Ridley Scott who has made some great films is probably in a position where he can do no wrong (at least nobody working for him will tell him,  ala Lucas syndrome) but looking back at his last project Prometheus, we know that logic has just gone out the window in favor of sfx, and while they might be head-rolling sfx in The Counselor, they were just sfx none the less rather than STORY and CHARACTER and that is always a loser tradeoff.

Its not that there aren't merits here, there are, but unfortunately the biggest moment of genius and insight was 12 minutes into the extended cut, where the titular counselor is meeting an old Jewish diamond broker and they end up discussing the meaning of heroes - this scene was brilliant - but that's it, the rest of the movie is telling us how there are no more heroes and even when a character is pushed to the edge, we don't get anything satisfactory - sorry Scott/McCarthy and Word and Film, that's not something revolutionary that people will eventually appreciate. Not gonna happen - you should have all listened to the old diamond broker and represented heroism somehow.

So, I've been listening repeatedly to Robert McKee's STORY (see my last post) and he says true character is what a character does under pressure and that exactly is why The Counselor fails.

They may be portrayed by wonderful actors, but just having the characters have bad things happen to them does not make drama, it does not equal good story, it doesn't even make for a compelling horror movie that you tell your friends they need to see (Heads rolling again, we are informed of a sinister device early in the movie that we see executed toward the end - the old revolver in the drawer in the first act cliché) ~ Instead we see our characters in The Counselor find out they are in trouble and for the most part roll over and die. The one character absolutely still alive at the end isn't even a villain we want to hate, we just don't care, we never had any emotional appeal to be interested enough to hate the character - it is not a compelling tale nor a logical one.

I'm over simplifying things a little, but in essence they don't show us any metal when the going gets hard - they just die. It is not compelling drama and that's why it failed - not because people didn't "Get it".

A quote by David Farland seems appropriate right about now.
"I will respect my characters. This means that at the end of the story, I won't kill my protagonist or have him fail for no reason. I may have him die a heroic death, but if I do, there will be a purpose behind it, a deeper meaning, a compelling reason to end the tale tragically."


Charles Gramlich said...

Sorry to hear this really. I had hopes for it but didn't see it originally because I also had fears. McCarthy is certainly not an easy writer to like.

David J. West said...

I really wanted to like it, but it just didn't deliver.

Paul R. McNamee said...

I've seen (not read) No Country for Old Men. That definitely had an unsatisfactory ending for me.
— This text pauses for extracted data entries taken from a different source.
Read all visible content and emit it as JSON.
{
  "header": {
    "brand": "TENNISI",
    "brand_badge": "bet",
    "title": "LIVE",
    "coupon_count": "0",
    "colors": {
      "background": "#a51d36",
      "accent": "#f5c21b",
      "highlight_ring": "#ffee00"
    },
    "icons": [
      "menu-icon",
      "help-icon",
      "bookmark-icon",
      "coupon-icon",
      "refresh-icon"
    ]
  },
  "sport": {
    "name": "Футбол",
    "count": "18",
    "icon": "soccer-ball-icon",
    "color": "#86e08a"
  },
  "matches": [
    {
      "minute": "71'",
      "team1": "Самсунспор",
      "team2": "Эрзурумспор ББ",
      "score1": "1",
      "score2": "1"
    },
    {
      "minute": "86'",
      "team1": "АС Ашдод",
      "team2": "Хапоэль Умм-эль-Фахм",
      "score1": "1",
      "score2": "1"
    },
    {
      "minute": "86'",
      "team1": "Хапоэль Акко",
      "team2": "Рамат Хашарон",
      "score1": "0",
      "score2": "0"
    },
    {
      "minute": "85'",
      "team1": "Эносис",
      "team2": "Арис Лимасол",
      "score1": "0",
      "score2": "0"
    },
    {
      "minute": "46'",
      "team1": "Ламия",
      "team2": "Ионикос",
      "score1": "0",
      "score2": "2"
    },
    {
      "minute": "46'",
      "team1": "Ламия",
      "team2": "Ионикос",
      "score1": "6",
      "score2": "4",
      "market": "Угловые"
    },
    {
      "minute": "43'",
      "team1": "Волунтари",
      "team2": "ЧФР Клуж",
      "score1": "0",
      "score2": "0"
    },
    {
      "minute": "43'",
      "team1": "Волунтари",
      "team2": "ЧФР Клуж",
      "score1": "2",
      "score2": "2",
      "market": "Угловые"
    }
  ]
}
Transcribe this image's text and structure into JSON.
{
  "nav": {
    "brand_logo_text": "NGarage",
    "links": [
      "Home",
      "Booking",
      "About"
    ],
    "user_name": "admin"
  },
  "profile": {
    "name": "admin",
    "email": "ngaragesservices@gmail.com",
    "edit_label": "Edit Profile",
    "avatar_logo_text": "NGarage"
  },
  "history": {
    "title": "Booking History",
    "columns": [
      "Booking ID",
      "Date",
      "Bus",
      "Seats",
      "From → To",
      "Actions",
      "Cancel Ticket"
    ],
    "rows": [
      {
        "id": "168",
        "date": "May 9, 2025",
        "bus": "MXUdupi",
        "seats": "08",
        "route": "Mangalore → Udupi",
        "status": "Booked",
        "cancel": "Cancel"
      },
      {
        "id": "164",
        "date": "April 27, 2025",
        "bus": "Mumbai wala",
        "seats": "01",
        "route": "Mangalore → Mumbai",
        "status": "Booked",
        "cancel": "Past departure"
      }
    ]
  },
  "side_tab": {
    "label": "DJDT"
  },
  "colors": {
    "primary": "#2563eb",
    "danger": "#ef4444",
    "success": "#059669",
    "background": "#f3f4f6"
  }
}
My only other exposure to Cormac McCarthy is The Road - I listened to the audiobook.

I liked the story - grim as it was. I thought it had a very satisfactory ending - such as you described from Farland. The Man did his noble deed; he kept his boy alive and taught him to survive so he could manage on his own when the time came.

The thing that rubs me wrong about McCarthy is that - yes - he doesn't use quotation marks. I understand he's a lyrical, powerful writer and all - but why does he get away with such a flaunting of language basics?

Any of us submitted a manuscript without quoted dialog would get the trashbin treatment immediately.

I guess he impressed someone the first time?

I had noticed, at the time, that the audiobook for The Road not only had a narrator credit, it also had a director credit, which I had never seen before. I am guessing that is because someone went through the book for the narrator noting which sentences were dialog and belonged to which character so the reader would get it straight.

David J. West said...

That's how I read "The Road" too Paul = audio.

For Cormac, it has the "best" ending though I still felt we were left hanging quite a bit, but I get it.

T Bryan Vick said...

Well, sorry to hear this. I was looking forward to seeing it as well. Now I'm wondering if I should waste the time.

David J. West said...

Watch it if you feel like it Todd, but don't expect greatness.